Now local deputy Viktor Fedorov has suggested the region – also known as Sakha Republic – offering elite hunting opportunities to tourists as a means of rapidly reducing numbers without putting a strain on the budget. The cost would be $10,000 for each wolf, plus $5,100 for helicopter transport, accommodation and food.
‘In this way we could reduce the number of wolves and earn money for it,’ he said. ‘At the same time we could monitor the deer herds from above.’
Local deputy Viktor Fedorov has suggested Sakha Republic offering elite hunting opportunities to tourists. Picture: Il Tumen
He said: ‘We already have the tourists, local and some from abroad, who are willing to pay $10,000 for hunting one wolf. I searched for the prices on trophy hunting in South Africa. Hunting an adult lion costs $30,000, therefore, so $10,000 for a wolf is quite an acceptable price.

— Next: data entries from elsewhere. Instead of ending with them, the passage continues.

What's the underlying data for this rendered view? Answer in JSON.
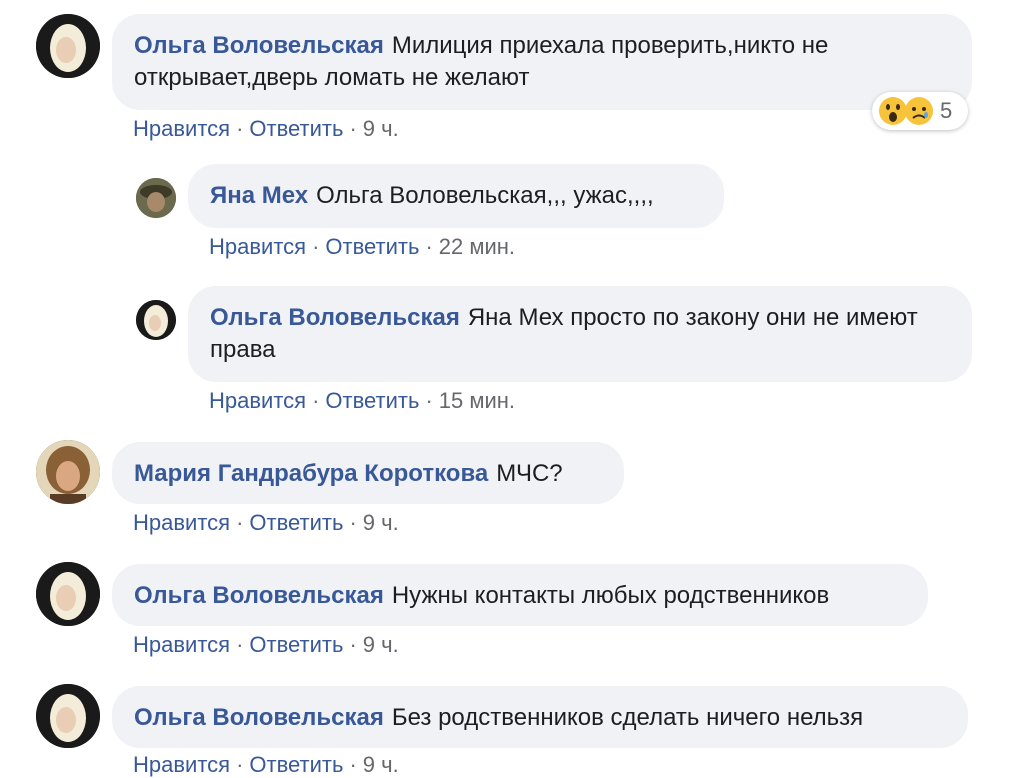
{
  "comments": [
    {
      "author": "Ольга Воловельская",
      "text": "Милиция приехала проверить,никто не открывает,дверь ломать не желают",
      "like": "Нравится",
      "reply": "Ответить",
      "time": "9 ч.",
      "reactions": {
        "icons": [
          "wow-emoji-icon",
          "sad-emoji-icon"
        ],
        "count": "5"
      }
    },
    {
      "author": "Яна Мех",
      "text": "Ольга Воловельская,,, ужас,,,,",
      "like": "Нравится",
      "reply": "Ответить",
      "time": "22 мин."
    },
    {
      "author": "Ольга Воловельская",
      "text": "Яна Мех просто по закону они не имеют права",
      "like": "Нравится",
      "reply": "Ответить",
      "time": "15 мин."
    },
    {
      "author": "Мария Гандрабура Короткова",
      "text": "МЧС?",
      "like": "Нравится",
      "reply": "Ответить",
      "time": "9 ч."
    },
    {
      "author": "Ольга Воловельская",
      "text": "Нужны контакты любых родственников",
      "like": "Нравится",
      "reply": "Ответить",
      "time": "9 ч."
    },
    {
      "author": "Ольга Воловельская",
      "text": "Без родственников сделать ничего нельзя",
      "like": "Нравится",
      "reply": "Ответить",
      "time": "9 ч."
    }
  ],
  "colors": {
    "author_link": "#385898",
    "bubble_bg": "#f0f2f5",
    "meta_text": "#65676b"
  }
}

‘Chinese tourists fly to Canada and Alaska for hunting, which is more expensive. Harbin (China) is close to us, so I came up with the idea of commercialising the project.’
Fedorov said that it costs the regional government around $3,400 to cull a single wolf, while foreign tourists are ready to pay $10,000, making the scheme profitable to the Yakutians.
‘The cost of accommodation, transportation and food would be another 300,000 rubles ($5,100).
Yakut hunters with their hunting trophies. Pictures: Denis Adamov, Hunting.ru, Ykt.ru
‘We have a limit of 800 wolves to be killed a year. 400 wolves could be (killed by) commercial activity. In that way environmental department would earn 120 million roubles ($2.06 million). And the hunting department would not need to shoot wolves – and will only fight against poaching.’
He spoke out against using poison as an alternative way of killing wolves, arguing it could kill other animals such as foxes, badgers and dogs.
‘So we are left with hunting from the air and the land,’ he said. ‘Hunting from the air is the most effective in my opinion. We used Mi-2 and Mi-8 helicopters.
‘The cost of flying hours of Mi-8 is 200,000 to 300,000 thousand rubles per hour ($3,400-$5,160). And flying a small helicopter Mi-2 is about 70,000 to 80,000 ($1,200 – $1,375).
‘As I understand, the Mi-8 was used this year for only four hours. What can you do in four hours? This is like shooting sparrows from a cannon.’
Helicopter Rotorway A-600. Picture: rotorway.ru
He proposed: ‘You don’t need a big helicopter for hunting. A wolf weighs about 50 kg, you kill him, take him on board and off you go. There is, for example, a helicopter Rotorway A-600 which costs $98,000… It takes two people on board, flies for 300 km, at 160 kph.
‘We can buy three helicopters like that with a 20 million rouble ($345,000) budget and put an end to the wolf problem. The state provides the infrastructure, and we use it for tourism.
‘I’m sure we’ll find enough tourists in Heilongjiang province alone. There are 120 million people in the province, and I’m sure I’ll find 400 hunters. In addition, our local hunters are quite wealthy.’He said the law may need to be changed to allow the scheme to work.
‘The whole world operates like this: you can hunt lions, rhinos. You just come to Africa and hunt the animal. And I’m sitting in Yakutsk and cant get a licence to hunt an elk. Can you imagine this? It’s easier for me to go to Africa and get a license there.’
Measures taken by the authorities to cull the rapidly rising wolf population are seen as ineffective. Pictures: Victor Everstov
He was asked about safeguards so that other animals are not shot by trigger-happy tourists.
‘Firstly, the pilot will be an employee of the nature reserve. Secondly, we will put in cameras, and we’ll watch what animal was shot. If some other animal was shot, we are sorry, but you have to pay a $20,000 fine – and face a ban from returning here to hunt.’
The tourist would be allowed to keep the skin of the wolf. The aim should not be to wipe out the wolf population. ‘If the number of animals falls dramatically, the wolves allowed to be killed should be reduced as well.’
Yakutia has around 12,000 of an estimated 50,000 in Russia.